Breda is a municipality in the southern part of the Netherlands with a population of 180,000; neighboring Tilburg has roughly 217,000 residents.
In this early phase, participating coffee shops from the two cities will be allowed to offer both legally grown cannabis and unregulated products.
The next growers are expected to start supplying coffee shops in Breda and Tilburg in February 2024, the government said.
The stores, known as coffee shops, operate in a system where sales are legally tolerated but cannabis cultivation has been prohibited.
The Dutch government expects the startup phase to last a maximum of six months.
That will be followed by a transitional phase.
“It is expected that all participating municipalities will be able to start the transition phase at the earliest at the end of the first quarter of 2024,” according to the government’s letter.

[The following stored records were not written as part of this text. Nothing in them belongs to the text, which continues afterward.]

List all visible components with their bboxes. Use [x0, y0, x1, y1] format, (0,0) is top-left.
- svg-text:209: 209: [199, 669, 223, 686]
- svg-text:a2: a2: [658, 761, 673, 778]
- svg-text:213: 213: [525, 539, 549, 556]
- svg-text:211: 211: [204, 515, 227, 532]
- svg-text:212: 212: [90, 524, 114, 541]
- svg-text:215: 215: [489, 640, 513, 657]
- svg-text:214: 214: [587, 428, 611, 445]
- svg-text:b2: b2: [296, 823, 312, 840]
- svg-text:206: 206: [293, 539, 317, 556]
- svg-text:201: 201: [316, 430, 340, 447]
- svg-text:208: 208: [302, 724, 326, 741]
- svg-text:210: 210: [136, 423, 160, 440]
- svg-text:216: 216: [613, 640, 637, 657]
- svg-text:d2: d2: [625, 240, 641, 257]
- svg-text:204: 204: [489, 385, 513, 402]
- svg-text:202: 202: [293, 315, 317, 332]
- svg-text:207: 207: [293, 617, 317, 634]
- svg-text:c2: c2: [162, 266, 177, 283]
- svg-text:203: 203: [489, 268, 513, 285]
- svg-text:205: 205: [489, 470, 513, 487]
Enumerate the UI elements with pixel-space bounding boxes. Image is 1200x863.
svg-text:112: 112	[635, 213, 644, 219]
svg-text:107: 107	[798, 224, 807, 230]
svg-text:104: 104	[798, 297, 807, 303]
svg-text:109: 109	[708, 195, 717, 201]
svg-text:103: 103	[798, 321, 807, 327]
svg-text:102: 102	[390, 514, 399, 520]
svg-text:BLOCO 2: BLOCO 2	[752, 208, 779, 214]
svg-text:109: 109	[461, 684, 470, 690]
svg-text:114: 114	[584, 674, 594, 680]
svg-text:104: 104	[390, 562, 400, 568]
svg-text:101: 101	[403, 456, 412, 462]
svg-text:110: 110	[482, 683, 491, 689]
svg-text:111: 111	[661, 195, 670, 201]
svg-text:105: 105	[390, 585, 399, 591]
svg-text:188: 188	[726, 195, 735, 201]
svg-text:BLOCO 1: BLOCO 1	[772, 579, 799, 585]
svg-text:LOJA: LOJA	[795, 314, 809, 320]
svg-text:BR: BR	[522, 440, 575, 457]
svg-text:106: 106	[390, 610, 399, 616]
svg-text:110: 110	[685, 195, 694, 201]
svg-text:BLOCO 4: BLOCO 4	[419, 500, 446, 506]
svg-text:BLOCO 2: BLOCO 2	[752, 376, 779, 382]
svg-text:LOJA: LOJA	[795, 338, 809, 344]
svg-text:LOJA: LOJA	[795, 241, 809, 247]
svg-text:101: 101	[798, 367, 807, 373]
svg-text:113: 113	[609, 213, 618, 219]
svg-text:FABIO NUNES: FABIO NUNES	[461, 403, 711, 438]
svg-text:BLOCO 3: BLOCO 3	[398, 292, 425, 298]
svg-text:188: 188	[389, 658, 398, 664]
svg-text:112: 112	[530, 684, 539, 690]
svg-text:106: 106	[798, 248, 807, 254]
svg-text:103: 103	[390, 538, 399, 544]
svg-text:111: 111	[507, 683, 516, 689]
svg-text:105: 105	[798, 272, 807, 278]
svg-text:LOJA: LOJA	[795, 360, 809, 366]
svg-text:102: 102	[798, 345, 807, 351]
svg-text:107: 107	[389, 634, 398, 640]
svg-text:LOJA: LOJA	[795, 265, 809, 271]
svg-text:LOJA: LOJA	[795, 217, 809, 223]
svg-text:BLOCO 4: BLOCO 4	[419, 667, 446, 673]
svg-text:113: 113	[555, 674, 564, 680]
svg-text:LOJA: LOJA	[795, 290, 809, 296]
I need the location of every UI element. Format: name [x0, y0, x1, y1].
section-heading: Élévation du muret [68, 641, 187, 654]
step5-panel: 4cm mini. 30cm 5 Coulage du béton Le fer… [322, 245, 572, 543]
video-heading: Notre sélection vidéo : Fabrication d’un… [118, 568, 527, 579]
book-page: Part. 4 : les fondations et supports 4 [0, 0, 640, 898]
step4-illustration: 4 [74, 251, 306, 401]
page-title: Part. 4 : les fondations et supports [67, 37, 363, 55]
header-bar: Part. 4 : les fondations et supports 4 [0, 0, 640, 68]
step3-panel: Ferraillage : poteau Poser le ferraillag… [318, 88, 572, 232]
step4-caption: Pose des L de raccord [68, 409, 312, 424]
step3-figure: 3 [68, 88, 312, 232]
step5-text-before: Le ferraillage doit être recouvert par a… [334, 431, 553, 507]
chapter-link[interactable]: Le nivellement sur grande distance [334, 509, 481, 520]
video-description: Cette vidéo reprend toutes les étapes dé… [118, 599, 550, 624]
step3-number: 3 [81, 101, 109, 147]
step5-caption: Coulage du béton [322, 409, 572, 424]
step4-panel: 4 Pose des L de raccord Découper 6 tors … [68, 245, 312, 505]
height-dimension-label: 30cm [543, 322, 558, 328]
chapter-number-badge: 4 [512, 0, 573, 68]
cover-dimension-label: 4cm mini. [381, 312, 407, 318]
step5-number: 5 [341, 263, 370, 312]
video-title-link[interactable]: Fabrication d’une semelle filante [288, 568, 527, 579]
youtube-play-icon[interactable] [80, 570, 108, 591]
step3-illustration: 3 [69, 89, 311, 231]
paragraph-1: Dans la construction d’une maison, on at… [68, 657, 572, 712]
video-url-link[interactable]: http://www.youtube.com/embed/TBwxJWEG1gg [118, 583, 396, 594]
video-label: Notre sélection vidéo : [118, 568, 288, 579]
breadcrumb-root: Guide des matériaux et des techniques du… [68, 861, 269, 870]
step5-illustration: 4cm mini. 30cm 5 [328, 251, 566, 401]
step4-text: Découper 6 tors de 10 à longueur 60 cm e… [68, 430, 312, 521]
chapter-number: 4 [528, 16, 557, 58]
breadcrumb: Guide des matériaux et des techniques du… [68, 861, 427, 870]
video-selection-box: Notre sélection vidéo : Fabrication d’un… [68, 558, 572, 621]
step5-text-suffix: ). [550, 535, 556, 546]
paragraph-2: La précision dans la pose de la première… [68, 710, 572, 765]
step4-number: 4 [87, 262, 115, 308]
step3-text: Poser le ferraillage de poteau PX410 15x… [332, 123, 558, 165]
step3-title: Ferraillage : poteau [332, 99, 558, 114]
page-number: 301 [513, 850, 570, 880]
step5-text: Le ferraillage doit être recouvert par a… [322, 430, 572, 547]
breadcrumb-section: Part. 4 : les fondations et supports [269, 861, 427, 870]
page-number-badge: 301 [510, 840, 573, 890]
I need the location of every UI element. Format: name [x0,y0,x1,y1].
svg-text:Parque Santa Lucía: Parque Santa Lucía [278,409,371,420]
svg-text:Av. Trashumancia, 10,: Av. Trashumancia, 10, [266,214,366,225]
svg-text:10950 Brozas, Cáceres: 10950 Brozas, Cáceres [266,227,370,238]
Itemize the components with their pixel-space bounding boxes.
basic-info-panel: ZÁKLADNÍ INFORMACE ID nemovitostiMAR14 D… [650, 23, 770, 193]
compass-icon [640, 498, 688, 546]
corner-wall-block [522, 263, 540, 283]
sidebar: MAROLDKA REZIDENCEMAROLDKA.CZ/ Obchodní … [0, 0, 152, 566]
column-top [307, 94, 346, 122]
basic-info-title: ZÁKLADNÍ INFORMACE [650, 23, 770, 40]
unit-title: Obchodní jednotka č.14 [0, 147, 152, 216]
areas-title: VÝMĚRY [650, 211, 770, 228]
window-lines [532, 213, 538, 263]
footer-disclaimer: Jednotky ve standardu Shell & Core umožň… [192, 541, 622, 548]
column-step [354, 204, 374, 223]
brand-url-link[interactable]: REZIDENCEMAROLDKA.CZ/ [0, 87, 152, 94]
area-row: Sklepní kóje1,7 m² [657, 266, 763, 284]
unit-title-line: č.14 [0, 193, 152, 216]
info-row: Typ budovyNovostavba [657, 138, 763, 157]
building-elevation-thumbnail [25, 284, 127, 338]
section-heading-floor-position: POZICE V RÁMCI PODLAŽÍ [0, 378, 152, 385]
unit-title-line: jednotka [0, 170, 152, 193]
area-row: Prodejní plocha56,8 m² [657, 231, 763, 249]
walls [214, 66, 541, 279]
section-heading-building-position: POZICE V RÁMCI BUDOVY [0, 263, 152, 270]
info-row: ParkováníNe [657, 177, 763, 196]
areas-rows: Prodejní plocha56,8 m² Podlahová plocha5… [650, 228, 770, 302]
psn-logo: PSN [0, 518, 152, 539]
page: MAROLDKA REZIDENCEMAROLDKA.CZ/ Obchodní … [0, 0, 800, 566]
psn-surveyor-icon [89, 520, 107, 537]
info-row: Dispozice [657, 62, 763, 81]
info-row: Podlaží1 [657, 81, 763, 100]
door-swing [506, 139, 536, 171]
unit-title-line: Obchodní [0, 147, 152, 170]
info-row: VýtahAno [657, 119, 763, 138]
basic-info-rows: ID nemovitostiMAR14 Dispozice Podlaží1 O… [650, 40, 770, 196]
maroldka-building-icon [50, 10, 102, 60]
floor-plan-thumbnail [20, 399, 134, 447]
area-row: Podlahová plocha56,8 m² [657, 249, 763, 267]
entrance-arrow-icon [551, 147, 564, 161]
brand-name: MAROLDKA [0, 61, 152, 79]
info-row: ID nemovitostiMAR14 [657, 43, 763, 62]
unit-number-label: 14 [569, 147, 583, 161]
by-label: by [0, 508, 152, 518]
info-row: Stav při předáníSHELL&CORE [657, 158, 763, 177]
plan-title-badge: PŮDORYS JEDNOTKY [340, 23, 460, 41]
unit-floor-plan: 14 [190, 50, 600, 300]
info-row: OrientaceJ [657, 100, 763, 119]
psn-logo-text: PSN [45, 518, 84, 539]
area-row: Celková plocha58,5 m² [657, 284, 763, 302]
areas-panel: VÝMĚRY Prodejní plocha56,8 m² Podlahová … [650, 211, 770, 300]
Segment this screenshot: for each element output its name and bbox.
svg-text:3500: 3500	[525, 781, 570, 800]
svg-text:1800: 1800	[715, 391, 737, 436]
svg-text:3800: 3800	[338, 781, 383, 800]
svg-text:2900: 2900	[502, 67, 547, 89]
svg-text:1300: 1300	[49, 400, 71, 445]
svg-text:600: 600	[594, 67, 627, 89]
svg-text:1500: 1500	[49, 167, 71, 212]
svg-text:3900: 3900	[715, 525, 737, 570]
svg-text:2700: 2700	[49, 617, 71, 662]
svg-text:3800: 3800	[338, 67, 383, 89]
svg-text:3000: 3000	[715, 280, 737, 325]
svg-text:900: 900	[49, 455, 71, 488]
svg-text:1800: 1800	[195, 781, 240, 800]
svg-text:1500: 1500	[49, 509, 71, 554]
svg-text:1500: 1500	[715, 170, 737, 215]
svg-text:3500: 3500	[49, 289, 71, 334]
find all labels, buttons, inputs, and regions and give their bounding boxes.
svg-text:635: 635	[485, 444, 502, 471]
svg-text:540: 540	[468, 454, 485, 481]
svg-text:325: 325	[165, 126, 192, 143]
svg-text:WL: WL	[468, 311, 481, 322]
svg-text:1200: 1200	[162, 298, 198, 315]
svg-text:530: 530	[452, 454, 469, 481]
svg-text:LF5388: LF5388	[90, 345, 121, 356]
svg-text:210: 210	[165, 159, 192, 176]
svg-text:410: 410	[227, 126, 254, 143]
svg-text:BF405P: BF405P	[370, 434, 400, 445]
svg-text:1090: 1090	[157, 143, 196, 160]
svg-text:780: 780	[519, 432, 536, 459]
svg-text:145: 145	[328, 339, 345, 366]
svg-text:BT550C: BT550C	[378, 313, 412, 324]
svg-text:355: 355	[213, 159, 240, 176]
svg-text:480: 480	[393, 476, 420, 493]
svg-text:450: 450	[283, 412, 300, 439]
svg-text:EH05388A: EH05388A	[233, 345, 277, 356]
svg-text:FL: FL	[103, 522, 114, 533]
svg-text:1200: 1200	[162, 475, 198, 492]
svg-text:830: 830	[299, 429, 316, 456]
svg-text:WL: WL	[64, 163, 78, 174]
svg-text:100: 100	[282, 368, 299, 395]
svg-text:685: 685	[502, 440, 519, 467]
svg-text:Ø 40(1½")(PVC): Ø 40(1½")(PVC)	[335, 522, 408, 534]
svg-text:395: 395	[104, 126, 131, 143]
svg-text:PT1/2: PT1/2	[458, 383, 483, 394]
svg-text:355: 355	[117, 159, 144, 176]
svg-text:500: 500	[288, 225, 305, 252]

In this transition phase, coffee shops in participating municipalities will still be allowed to offer unregulated products in addition to regulated ones.
However, according to the letter, “the actual experimental phase” will begin six weeks after the start of the transition phase, and from that time on, participating coffee shops will be allowed to sell only regulated cannabis.
But the beleaguered plan has been slow to launch for a variety of reasons.
The Netherlands has been trying to get the pilot off the ground for almost four years.
Banking has been one of the biggest hurdles, with a number of growers indicating they had problems obtaining bank accounts, the Dutch government acknowledged earlier this year.
“The banks involved and the growers themselves are looking for solutions. We will provide an update in the summer,” they said at the time.
The government didn’t specifically address the banking issue in its latest letter.
The Dutch experiment to regulate cannabis production initially attracted significant domestic and international capital.
Earlier this year, Canadian cannabis producer Aurora Cannabis said it was pulling the plug on its agreement with Dutch producer Growery, a deal the company had announced in 2021.
Canadian produce company Village Farms International still owns 85% of Dutch cannabis operator Leli Holland.